The philosopher provides two false paths, (aporias within the aporia) logical gymnastics, exercises that qualify the disciple as a member of the team; and idolatry, worship of the master and his gnostic powers. 

In the final chapter, “Metamorphosis of Philosophy: Poiesis and Metaphilosophy,” Lefebvre employs the method of residues in his rejection of the “Manichean” structure of philosophy (301). He certainly didn’t need to invoke yet another complex metaphor (Manicheism) to depict the false structures and powers of reduction, but it is in line with his open, multivalent, approach. In place of a manichean existence, or prison house of capitalist ideology, Lefebvre encourages a “new Romanticism” that reintegrates poiesis, praxis, and mimesis with the experience of everyday life. How? Step one is revolution. The proletariat must supersede itself. Step two is negation. “Nothing has precise contours . . .Nothing is susceptible to rigorous definition . . .Nothing is completely determined” (317). Step three is creation. Experiment with the residues that emerge from the false totality.
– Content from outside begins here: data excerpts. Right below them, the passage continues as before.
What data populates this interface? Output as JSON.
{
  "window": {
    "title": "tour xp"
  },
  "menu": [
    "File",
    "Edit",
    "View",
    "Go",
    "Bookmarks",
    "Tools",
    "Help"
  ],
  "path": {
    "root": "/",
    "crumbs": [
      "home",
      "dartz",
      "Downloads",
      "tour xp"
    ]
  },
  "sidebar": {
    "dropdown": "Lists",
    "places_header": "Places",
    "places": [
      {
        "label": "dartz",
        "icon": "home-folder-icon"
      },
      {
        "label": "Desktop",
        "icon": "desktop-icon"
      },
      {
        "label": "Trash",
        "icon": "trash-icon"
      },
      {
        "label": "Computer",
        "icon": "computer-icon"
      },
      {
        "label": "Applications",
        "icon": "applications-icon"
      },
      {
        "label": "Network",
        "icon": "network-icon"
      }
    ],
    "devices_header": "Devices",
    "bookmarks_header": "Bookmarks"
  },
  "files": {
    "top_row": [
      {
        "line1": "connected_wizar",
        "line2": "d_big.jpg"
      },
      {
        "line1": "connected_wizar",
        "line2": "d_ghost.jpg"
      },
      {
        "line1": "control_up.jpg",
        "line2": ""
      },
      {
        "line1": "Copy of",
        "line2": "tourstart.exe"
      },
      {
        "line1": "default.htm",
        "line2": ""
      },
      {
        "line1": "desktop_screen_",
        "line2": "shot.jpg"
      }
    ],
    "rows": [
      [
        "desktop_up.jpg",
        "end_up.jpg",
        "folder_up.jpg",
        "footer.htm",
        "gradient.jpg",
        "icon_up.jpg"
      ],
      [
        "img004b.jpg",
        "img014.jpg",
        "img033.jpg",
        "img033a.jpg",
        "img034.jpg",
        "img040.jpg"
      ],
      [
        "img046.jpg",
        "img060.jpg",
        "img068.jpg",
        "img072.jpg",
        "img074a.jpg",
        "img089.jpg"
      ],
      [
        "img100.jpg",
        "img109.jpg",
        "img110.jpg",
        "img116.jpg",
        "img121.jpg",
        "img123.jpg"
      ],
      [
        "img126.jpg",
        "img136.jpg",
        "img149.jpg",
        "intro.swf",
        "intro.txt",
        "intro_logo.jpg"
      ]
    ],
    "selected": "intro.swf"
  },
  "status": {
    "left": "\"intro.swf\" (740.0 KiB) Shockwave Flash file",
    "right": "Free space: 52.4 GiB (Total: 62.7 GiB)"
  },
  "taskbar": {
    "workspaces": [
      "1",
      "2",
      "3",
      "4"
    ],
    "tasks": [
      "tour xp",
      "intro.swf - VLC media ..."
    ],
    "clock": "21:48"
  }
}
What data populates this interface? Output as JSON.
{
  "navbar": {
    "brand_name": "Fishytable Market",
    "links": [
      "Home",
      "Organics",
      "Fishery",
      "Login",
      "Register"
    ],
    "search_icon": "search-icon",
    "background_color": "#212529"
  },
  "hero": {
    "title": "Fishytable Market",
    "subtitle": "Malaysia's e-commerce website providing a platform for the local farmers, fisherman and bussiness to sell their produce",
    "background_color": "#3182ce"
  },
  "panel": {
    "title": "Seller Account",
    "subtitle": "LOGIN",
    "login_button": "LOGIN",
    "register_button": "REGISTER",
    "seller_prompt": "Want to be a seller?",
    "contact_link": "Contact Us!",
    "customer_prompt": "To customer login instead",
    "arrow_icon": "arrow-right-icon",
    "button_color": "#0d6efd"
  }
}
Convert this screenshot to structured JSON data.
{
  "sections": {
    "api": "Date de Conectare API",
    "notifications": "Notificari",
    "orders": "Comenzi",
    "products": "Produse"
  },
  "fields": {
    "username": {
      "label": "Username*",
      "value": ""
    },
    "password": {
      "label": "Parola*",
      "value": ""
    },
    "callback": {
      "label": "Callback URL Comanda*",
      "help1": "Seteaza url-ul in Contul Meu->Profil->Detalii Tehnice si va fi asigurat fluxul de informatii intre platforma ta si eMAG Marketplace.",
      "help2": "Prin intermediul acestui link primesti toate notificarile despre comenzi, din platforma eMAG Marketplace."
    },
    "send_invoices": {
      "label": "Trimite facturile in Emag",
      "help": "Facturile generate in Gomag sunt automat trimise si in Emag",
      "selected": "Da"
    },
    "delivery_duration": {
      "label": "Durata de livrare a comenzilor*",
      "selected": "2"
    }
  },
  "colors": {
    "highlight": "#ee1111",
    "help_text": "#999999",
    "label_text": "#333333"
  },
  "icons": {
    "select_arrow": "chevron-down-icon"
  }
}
Stop imagining a poetics of everyday life and make it happen. Become a camel, then a lion, and then a child, and then begin again, until death.  

2 August 2017

One comment

  1. Since Tony Lack does not properly introduce Lefebvre or puts 'Metaphilosophy' in the context of his oeuvre, nor offers any evaluation, the review – in fact a summary of the book – is best read in conjunction with an essay such as Michael Kelly's excellent "Towards a Heuristic Method: Sartre and Lefebvre" available at Jstor. It is the dialectic between life and knowledge, thought and action or truth and reality that forms the focus of Lefebvre's theoretical endeavours.